There have been other cases in which doctors announced they had eradicated HIV from an individual’s body, but HIV came back in all of those cases as well. The first was the case of Timothy Brown, an HIV-positive American man who was living in Germany when he needed a bone-marrow transplant to treat leukemia. The physician who was working on his case searched for a donor with a rare genetic mutation that is resistant to HIV. This mutation is present in about 1 percent of Caucasians, and the theory was that by replacing Brown’s own bone-marrow with cells that had this mutation, his body could fight the return of HIV. Brown’s transplant was in 2006, and as of 2010, when a peer-reviewed article about his case was published, he was considered virus-free without the help of medication. Since then, doctors have found some traces of HIV in his blood and tissues, but scientists disagree on what this means. It may be the result of a contamination in the testing process, he could have been reinfected, or it might mean that Brown was never actually “cured” of HIV. Interestingly, the HIV strains detected in his body were different than those he had in 2006. Again, scientists say this could be because Brown was reinfected or it could show that the virus “evolved and persist(ed) over the last 5 years.”
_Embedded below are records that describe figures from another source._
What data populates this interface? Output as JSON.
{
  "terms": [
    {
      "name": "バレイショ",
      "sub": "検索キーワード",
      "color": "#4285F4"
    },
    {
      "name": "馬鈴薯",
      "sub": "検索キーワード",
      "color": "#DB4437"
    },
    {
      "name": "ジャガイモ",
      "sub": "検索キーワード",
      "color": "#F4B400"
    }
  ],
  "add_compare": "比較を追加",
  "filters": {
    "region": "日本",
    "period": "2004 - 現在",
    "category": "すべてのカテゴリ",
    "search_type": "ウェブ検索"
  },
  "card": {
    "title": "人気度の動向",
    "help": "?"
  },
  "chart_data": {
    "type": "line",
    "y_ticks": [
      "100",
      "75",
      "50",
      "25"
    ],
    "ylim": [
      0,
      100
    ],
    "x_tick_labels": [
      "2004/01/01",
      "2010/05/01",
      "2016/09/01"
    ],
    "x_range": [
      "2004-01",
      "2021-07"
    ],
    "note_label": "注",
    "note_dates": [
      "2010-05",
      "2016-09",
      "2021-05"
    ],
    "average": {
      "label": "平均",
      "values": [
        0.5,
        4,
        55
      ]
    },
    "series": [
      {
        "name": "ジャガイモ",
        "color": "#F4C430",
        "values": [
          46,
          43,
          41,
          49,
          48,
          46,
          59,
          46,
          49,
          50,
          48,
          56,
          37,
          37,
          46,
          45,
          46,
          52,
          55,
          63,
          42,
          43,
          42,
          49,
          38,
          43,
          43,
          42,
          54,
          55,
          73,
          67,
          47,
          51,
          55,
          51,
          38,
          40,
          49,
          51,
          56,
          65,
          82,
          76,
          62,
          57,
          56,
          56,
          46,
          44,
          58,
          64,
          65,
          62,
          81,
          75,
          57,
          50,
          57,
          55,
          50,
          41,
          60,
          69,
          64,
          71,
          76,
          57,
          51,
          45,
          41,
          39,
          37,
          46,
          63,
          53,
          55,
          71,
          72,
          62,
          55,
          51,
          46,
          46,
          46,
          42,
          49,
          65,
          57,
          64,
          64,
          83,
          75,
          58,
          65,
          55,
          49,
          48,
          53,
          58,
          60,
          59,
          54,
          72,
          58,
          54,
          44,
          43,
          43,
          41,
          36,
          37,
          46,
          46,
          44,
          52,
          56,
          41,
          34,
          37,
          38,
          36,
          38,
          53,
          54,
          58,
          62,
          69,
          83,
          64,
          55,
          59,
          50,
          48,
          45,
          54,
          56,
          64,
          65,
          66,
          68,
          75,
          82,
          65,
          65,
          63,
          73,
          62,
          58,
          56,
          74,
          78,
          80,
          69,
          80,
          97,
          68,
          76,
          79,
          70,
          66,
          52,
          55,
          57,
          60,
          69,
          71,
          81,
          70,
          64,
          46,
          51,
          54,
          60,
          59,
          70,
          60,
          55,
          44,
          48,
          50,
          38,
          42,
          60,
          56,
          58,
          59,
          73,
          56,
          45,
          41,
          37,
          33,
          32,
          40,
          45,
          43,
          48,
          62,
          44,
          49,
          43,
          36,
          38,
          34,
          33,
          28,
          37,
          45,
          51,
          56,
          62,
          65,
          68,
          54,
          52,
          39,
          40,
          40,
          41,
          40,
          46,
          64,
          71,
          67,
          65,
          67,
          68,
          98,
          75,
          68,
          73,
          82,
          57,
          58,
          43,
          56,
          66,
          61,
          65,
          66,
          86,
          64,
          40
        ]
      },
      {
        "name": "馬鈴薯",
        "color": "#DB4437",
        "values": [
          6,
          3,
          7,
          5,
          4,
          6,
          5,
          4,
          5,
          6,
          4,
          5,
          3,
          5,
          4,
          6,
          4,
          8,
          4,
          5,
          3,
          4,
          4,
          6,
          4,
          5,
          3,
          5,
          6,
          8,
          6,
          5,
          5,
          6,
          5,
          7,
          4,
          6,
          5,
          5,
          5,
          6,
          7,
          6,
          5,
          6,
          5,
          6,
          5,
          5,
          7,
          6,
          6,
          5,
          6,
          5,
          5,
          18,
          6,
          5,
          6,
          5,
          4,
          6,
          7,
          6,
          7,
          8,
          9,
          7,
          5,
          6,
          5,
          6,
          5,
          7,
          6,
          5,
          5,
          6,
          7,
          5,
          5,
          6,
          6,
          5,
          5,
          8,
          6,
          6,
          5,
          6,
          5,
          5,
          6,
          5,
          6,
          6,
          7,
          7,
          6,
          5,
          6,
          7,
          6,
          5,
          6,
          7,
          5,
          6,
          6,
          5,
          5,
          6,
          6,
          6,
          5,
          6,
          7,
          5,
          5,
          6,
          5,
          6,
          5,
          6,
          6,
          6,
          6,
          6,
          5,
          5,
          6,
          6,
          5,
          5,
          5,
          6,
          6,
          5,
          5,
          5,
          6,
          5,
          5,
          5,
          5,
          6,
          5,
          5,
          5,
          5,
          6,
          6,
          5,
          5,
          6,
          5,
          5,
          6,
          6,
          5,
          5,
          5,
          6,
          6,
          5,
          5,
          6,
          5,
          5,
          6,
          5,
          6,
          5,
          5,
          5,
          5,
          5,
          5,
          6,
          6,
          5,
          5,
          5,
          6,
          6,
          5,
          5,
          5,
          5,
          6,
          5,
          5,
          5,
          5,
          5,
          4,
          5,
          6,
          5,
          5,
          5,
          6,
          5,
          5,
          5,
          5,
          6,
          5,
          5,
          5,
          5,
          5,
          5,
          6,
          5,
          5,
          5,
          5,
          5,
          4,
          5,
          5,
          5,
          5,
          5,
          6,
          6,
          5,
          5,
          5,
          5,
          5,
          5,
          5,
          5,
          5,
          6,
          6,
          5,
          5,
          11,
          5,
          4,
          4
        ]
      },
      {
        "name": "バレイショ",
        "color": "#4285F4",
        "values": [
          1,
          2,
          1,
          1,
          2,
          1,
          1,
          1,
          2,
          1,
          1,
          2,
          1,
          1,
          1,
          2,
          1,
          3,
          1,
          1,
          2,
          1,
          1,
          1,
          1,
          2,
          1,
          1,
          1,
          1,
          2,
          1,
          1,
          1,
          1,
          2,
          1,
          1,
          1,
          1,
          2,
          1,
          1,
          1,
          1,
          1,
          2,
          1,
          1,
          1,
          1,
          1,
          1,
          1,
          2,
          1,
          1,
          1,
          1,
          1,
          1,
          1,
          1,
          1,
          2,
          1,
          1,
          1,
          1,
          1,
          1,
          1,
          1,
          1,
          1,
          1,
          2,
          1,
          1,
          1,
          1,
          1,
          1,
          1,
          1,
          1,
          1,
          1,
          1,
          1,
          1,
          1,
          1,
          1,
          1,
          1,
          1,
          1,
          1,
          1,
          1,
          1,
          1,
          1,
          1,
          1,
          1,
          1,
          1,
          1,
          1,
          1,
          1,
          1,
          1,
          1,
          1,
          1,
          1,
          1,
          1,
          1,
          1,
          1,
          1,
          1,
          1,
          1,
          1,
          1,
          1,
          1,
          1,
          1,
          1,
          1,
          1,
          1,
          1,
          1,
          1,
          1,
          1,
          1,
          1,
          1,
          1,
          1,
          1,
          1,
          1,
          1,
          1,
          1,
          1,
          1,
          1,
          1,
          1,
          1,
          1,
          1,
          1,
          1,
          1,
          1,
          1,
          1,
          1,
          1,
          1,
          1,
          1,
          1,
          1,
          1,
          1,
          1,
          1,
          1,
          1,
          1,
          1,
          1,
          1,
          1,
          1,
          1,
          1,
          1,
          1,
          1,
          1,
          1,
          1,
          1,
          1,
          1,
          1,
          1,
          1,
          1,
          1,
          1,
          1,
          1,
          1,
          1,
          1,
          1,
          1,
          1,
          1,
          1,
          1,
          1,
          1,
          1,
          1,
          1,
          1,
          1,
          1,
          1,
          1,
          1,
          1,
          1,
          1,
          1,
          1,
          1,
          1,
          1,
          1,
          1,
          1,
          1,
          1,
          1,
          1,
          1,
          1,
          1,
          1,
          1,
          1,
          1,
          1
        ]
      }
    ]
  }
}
Two other men, known as the Boston patients, also received bone-marrow transplants for treatment of Hodgkin’s Lymphoma. Physicians monitored the men for several years and were intrigued when HIV remained undetectable in their bodies. As an experiment, the men agreed to stop taking their ART drugs so researchers could determine whether it was the drug treatment or the bone-marrow transplant that was keeping the virus in check. Last July, the researchers were excited to report that the men had been off their drugs for a period of time (for seven and 15 weeks, respectively), and HIV remained undetectable. Unfortunately, their excitement was short-lived. In August of that year, HIV became detectable in one of the men, who immediately went back on his medication. Researchers gave the other man the option of continuing to see if his HIV would return or going back on the medications. He opted to keep the experiment going, but by November HIV was detectable in his blood as well.

The doctors involved in the Boston case believe the results point to just how deep HIV reservoirs in the body are. Dr. Timothy Henrich told the Boston Globe last year that the latent cells throughout the body that carry the genetic code of HIV are more persistent than we realized. “[W]e need to look deeper, or we need to be looking in other tissues … the liver, gut, and brain,” he said. “These are all potential sources, but it’s very difficult to obtain tissue from these places so we don’t do that routinely.”
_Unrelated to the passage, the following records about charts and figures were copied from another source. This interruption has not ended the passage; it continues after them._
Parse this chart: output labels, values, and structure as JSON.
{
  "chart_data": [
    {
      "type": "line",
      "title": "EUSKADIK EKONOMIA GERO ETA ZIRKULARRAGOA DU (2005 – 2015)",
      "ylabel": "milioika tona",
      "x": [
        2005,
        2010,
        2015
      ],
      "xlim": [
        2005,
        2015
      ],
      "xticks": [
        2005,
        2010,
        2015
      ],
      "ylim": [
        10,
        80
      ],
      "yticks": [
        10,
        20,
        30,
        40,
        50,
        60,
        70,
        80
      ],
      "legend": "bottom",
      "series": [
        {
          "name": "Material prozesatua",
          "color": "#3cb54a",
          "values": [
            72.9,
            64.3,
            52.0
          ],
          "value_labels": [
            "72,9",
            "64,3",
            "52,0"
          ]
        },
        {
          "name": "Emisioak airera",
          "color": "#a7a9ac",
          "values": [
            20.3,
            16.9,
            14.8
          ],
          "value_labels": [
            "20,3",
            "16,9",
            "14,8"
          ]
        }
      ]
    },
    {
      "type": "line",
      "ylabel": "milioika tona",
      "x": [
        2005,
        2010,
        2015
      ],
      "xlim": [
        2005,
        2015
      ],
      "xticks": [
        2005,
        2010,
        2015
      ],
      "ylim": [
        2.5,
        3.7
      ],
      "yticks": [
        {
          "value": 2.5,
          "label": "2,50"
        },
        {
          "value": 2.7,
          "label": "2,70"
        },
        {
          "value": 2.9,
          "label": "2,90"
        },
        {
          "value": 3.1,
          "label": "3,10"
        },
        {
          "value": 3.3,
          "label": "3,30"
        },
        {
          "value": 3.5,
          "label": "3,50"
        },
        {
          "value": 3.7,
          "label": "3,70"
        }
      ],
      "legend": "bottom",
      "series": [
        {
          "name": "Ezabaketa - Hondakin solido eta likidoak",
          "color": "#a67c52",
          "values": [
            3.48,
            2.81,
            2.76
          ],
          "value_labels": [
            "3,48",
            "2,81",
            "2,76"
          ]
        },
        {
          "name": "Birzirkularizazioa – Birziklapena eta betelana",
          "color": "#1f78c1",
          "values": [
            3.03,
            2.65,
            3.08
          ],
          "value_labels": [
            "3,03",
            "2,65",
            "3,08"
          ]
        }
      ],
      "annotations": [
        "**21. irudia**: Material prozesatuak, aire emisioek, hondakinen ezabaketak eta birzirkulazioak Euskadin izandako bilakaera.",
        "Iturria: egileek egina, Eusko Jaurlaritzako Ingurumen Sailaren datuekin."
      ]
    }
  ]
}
The doctors who’ve worked with the Mississippi baby are devastated by the latest test results. Dr. Hannah Gay, who treated the young patient, told Scientific American that it feels like a “punch in the gut.” However, Anthony Fauci of the National Institute of Allergy and Infectious Disease reminds us that these things take time. “We are still very much in the early discovery phase of trying to achieve a sustained virologic remission and perhaps even a cure,” he said.

In the meantime, the young girl in Mississippi has gone back on ART, her viral loads are back to undetectable levels, and her CD4+ T cells are down.